Que mejor manera de acabar este artículo que volviendo al inicio. Comenzamos intentando definir la música ambient de manera sencilla con palabras de Steven Wilson y, posteriormente nos introdujimos en ‘Zeit’ (uno de sus álbumes preferidos). Dicho álbum (como ya hemos dicho) contiene elementos como los ambientes inquietantes, notas prolongadas carentes de melodía entre sí y ausencia de una estructura rítmica definida, lo cual da lugar a subgéneros como el Dark Ambient y el Drone. Bien, pues por ello la última recomendación es un disco del propio Wilson. Bajo el pseudónimo de Bass Communion, Steven Wilson cogió estos elementos que le fascinaban de ‘Zeit’ y los plasmó en este interesante trabajo, mezclándolo a su vez con cierto minimalismo propio de Brian Eno. En él se combinan melodías hipnóticas, paisajes sonoros creados por Robert Fripp, sonidos como de estática, saxofones del maravilloso Theo Travis y más cosas, todas ellas dando lugar a un cóctel interesantísimo.

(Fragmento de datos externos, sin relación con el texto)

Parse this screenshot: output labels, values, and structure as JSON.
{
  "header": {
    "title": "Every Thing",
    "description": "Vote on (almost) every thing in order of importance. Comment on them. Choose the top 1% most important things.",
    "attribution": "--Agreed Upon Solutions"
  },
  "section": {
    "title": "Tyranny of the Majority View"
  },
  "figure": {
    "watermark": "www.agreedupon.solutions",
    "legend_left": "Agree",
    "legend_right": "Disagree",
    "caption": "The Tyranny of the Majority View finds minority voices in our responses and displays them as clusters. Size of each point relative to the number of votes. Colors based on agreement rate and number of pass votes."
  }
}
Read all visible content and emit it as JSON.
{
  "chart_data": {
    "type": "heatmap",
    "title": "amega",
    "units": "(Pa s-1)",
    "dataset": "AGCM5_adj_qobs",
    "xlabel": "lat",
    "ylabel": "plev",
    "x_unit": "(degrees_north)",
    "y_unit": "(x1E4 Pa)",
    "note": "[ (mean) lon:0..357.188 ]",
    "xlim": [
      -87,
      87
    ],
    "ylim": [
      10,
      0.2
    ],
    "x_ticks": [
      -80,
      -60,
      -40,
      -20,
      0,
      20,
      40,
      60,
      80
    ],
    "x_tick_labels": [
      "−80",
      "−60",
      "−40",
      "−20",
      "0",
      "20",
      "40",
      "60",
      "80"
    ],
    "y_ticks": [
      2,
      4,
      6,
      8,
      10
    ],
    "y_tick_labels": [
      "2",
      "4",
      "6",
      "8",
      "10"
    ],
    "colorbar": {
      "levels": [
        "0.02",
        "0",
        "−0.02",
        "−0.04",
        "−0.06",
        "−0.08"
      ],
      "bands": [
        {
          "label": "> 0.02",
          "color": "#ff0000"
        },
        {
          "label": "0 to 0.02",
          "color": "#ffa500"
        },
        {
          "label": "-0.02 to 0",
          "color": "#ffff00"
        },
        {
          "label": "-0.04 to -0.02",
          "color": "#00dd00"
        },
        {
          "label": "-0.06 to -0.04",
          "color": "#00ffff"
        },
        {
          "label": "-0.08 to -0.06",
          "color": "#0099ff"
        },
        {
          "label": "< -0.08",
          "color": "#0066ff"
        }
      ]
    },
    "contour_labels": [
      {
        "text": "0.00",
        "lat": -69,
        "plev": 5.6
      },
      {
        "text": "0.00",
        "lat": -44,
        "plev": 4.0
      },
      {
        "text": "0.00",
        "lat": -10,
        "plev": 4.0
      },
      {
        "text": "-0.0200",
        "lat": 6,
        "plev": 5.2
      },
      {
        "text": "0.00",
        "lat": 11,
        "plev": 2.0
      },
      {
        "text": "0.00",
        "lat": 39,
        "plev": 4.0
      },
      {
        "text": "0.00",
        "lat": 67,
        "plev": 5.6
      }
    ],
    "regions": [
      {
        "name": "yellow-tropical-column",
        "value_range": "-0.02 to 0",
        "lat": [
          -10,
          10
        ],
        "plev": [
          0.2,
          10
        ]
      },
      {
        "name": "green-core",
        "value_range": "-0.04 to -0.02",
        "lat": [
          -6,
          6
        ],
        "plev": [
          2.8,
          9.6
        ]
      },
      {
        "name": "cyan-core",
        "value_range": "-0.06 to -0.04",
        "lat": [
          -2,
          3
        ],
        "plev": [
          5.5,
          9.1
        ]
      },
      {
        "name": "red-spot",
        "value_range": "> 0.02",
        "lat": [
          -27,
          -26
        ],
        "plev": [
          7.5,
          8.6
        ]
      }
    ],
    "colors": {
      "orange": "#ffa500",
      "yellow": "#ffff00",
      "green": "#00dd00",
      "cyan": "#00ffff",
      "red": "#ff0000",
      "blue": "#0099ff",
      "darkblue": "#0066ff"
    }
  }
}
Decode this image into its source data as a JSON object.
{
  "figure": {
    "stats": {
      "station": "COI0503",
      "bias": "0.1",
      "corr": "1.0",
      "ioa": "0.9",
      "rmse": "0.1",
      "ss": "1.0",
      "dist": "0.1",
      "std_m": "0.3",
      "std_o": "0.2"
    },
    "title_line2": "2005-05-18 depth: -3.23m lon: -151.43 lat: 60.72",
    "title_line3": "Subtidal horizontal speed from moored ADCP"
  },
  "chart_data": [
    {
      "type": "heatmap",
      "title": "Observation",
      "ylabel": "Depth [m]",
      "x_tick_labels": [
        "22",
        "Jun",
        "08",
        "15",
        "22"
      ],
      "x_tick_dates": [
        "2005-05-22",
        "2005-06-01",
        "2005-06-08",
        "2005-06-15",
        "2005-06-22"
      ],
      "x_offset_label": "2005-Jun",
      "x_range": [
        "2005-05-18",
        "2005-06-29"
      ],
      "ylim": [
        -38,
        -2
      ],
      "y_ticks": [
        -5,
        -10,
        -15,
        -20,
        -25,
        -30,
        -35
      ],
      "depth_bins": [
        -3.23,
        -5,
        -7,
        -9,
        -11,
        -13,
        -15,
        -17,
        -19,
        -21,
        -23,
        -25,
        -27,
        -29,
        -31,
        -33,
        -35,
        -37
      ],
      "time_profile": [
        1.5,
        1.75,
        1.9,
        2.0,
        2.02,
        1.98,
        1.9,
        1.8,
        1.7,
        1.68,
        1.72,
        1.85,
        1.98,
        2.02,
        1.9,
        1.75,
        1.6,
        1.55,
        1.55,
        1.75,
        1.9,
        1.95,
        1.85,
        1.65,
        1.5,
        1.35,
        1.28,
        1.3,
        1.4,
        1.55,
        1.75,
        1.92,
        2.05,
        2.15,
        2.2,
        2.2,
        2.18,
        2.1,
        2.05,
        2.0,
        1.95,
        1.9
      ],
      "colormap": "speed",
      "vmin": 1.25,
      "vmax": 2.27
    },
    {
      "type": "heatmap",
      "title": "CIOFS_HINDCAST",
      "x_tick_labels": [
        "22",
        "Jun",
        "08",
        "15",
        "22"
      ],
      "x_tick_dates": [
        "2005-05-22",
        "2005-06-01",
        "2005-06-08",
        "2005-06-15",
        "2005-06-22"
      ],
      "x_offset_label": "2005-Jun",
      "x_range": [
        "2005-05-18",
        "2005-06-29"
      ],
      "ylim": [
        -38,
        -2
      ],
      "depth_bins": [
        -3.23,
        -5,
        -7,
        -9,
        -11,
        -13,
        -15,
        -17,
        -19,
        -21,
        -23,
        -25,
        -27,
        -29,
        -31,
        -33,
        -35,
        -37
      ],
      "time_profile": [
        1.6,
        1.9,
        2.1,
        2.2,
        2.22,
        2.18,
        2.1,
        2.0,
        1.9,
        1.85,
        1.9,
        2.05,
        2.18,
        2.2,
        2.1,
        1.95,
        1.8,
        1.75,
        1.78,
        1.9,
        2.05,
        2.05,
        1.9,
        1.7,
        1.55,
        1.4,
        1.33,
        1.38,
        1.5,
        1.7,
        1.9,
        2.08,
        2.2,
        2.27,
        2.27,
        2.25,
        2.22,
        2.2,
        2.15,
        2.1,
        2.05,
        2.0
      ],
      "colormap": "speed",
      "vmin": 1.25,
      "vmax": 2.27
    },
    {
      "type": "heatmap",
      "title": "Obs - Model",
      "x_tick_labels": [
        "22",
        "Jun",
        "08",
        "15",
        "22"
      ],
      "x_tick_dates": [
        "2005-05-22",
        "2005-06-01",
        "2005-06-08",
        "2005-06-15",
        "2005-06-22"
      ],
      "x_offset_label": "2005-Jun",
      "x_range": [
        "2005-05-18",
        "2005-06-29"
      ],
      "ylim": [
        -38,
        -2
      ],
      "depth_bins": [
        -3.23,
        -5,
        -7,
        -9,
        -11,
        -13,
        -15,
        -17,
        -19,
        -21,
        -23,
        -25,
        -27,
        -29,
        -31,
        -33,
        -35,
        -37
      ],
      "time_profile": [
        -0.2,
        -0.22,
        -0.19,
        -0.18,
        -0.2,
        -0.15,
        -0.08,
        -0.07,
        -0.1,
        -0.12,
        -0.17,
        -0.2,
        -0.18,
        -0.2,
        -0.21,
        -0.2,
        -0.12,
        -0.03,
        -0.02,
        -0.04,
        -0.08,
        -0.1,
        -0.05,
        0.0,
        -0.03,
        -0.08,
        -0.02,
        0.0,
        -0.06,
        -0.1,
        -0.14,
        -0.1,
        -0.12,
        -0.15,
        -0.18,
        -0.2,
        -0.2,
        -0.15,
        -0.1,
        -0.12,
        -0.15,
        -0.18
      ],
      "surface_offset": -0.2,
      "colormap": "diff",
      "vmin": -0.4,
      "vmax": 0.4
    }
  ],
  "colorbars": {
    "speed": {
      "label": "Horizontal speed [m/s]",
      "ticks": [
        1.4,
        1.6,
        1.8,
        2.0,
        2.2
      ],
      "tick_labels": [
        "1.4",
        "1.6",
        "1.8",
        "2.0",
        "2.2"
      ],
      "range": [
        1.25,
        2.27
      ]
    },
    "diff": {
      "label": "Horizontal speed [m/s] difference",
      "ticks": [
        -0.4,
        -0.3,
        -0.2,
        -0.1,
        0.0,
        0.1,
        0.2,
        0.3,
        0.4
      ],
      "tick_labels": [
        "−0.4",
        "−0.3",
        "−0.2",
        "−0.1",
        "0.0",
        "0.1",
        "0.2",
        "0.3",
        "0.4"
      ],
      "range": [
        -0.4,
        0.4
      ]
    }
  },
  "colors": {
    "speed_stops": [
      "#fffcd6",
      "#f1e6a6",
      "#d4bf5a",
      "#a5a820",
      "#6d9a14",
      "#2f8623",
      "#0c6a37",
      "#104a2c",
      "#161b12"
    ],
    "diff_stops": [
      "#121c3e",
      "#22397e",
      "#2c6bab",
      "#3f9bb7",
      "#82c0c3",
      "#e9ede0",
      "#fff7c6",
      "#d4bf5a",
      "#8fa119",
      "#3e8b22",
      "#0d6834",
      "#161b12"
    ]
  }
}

Para terminar, he de decir que en mi caso este subgénero (junto con algún otro que visitaremos en el futuro) fue la puerta de entrada hacia la música electrónica. Puede que también sea la tuya o venga más adelante, pero considero que es una buena manera de empezar. Aunque eso sí, hay una pequeña pega que puede hacerte rechazarlo en un primer momento. Por el tipo de música que es depende mucho del estado de ánimo para querer escucharla. No basta con ponerla y ya está. Es música tranquila que se puede poner tanto para escucharla de fondo, como para prestarla atención, pero siempre sabiendo a lo que vas, ya que de lo contrario puede resultar anodina (que no lo es, lo juro). Han faltado muchos artistas en esta lista, lo se. He mencionado de pasada a gente como Midori Takada (quien mezcla la música tradicional asiática, con sonidos de la naturaleza y percusiones de diversos tipos, ya sean baterías africanas, marimbas u otro instrumento) y Ryuichi Sakamoto, pero por el camino se han caído también otros grupos como Biosphere (y su clásico álbum ‘Substrata’), Stars of the Lid (y su trabajo con guitarras), Nicolas Jaar (y su interesante ‘Cenizas’) o The Caretaker (y su mezcla con la música de salón). Todo eso y más lo dejo para vosotros.

Nos vemos en la siguiente para recorrer esta guía de iniciación en la música electrónica. Próxima parada, la Berlin School.